The purpose of these subsequent blog posts (once my MRes thesis) is to examine the punk movement, it’s social setting, cultural engagement and creative activities. I will give particular thought to punk’s uses of the photocopier as a means of communication and how that technology influenced the messages that punk sought to convey. I want to begin by grounding both punk and the photocopier firmly in their respective cultural situations before moving on to examine them more closely. The ability to understand both punk’s beginnings, its direction and development, and the photocopier’s corporate, and eventual subversive appropriation are tied to our understanding of their cultural wrappings and environmental influences. Author Harold Osborne argues that,
A work of art is not a material thing but an enduring possibility, often embodied or recorded in a material medium, of a specific set of sensory impressions.[iii]

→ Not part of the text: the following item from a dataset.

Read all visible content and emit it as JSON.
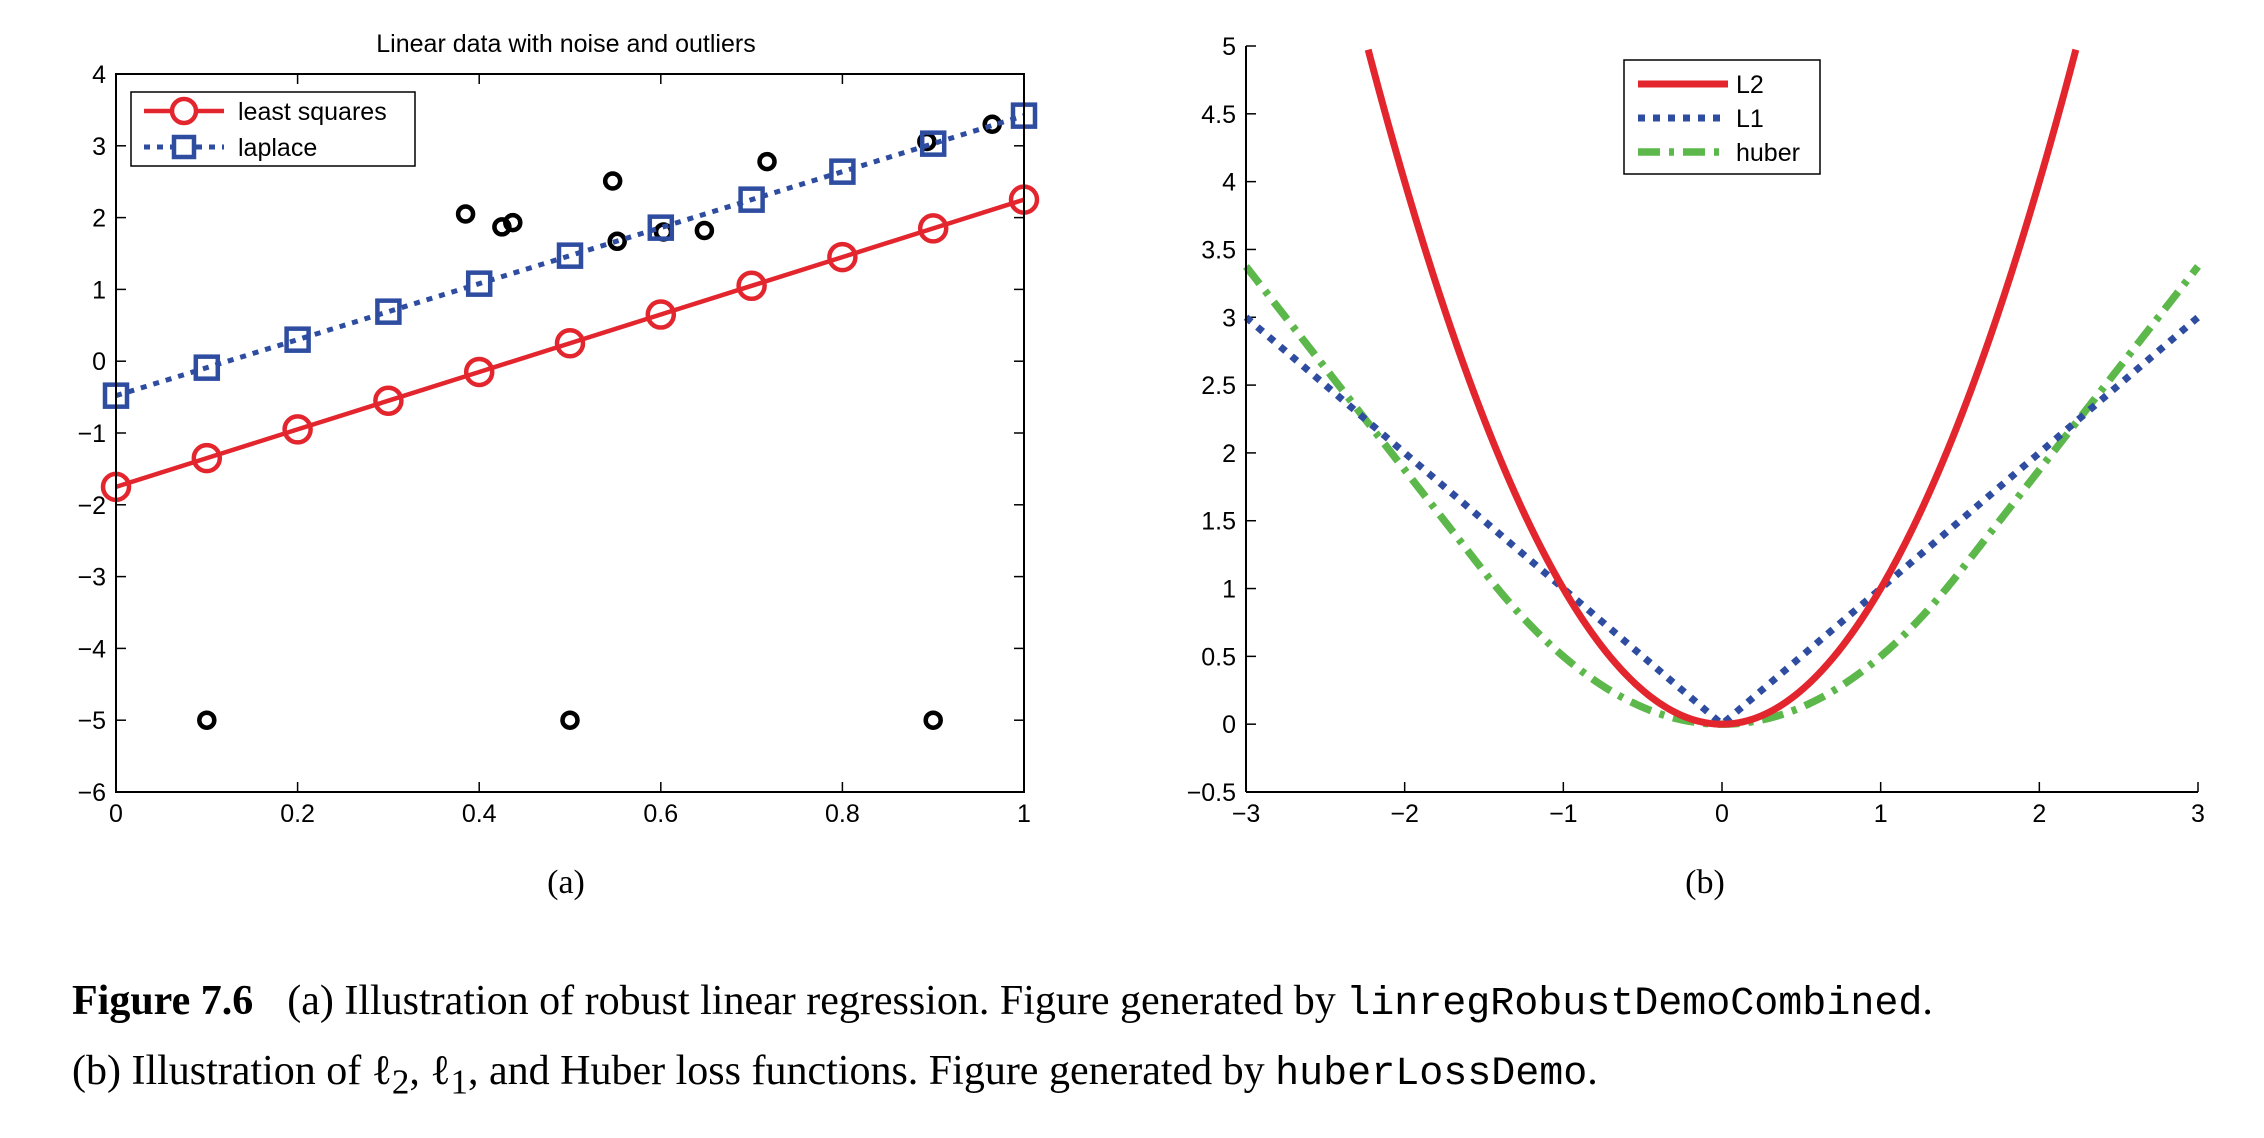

Although Osborne was writing with a focus upon the origins of an artwork and its conception, the idea of an artwork as an enduring possibility and representation of its creators perceived sensory impressions embodies a concept that might be easily be extended to the formation of both youth subcultures and corporate industrial creations. Punks, or the youths that would eventually form the punk subculture, own sensory impressions encompassed the culture and cultural products surrounding them, their own social conditions, perceived frustrations and desires, and lack of opportunity for expression. Similarly, the photocopier is the product of mechanised industry, a commercial commodity dominated by connotations of the corporate. If action, it might be argued, is born of belief, both the photocopier’s creation and punk’s subcultural formation, it could be said, are actions born of the belief, perceptions of their creator’s own environmental circumstance and ideals made manifest. Punks own ‘enduring possibility’ was the zeitgeist of conscious and subconscious subcultural dissatisfaction, rendered into material form, visual and audible. Both punk’s music and its visual arts were reflections, representations and reviews of the individual’s cultural experience. While the Xerographic process, the process underpinning the photocopier, as it was first called and its success was a result of its creator’s ingenuity and perceived need, the Haloid’s Corporation’s drive for financial attainment, and adoption by a corporate culture who desired increased routinisation and systematised of its administrative practices.
In the blog posts that follow I will examine both the photocopiers beginnings, influence and usage in the corporate sphere, and the cultural and environmental conditions that lead to punks formation. I will go on to explore punk’s ideological and historical influences focusing on the three separate and distinct waves that saw punk grow and change from 1976 through to 1984. I will then examine punk’s visual foundations and ideological leanings before looking at three separate entities of punk creative activity, the fanzine, the flyer or poster and the album or single sleeve. These three artefacts encompass the development in punk culture from amateur to increased professionalism, from individual youth action to corporate involvement, and social and political participation. They also highlight punk’s uses of the photocopier, its subversion from its corporate roots and appropriation of this cultural technology, its aesthetic qualities and visual influence and its eventual facilitation of a recognizable punk style, something that could be marketed and reproduced.
This approach should allow me to explore and evaluate punk and the environment it was influenced by, and by extension place the photocopier in the environmental context of its influences, uses and effects on those areas of punk’s visual culture it helped shape and create. The photocopier, its history, particular visual quirks and uses become sensory impressions that shed further light upon punk creations and its uses as a subcultural aid to communication. The photocopier should be recognized as a complicated amalgam of its different cultural and subcultural uses, a combination of corporate assumptions and subversive enablings.
[i] Marshal McLuhan, The Medium is the Message (London, Penguin, 2008) p. 9.
[ii] Marshal McLuhan, The Medium is the Message (London, Penguin, 2008) p. 8
[iii] Osborne, Harold, Theory of Beauty: An Introduction to Aesthetics (New York, Philosophical Library, 1953), p. 202.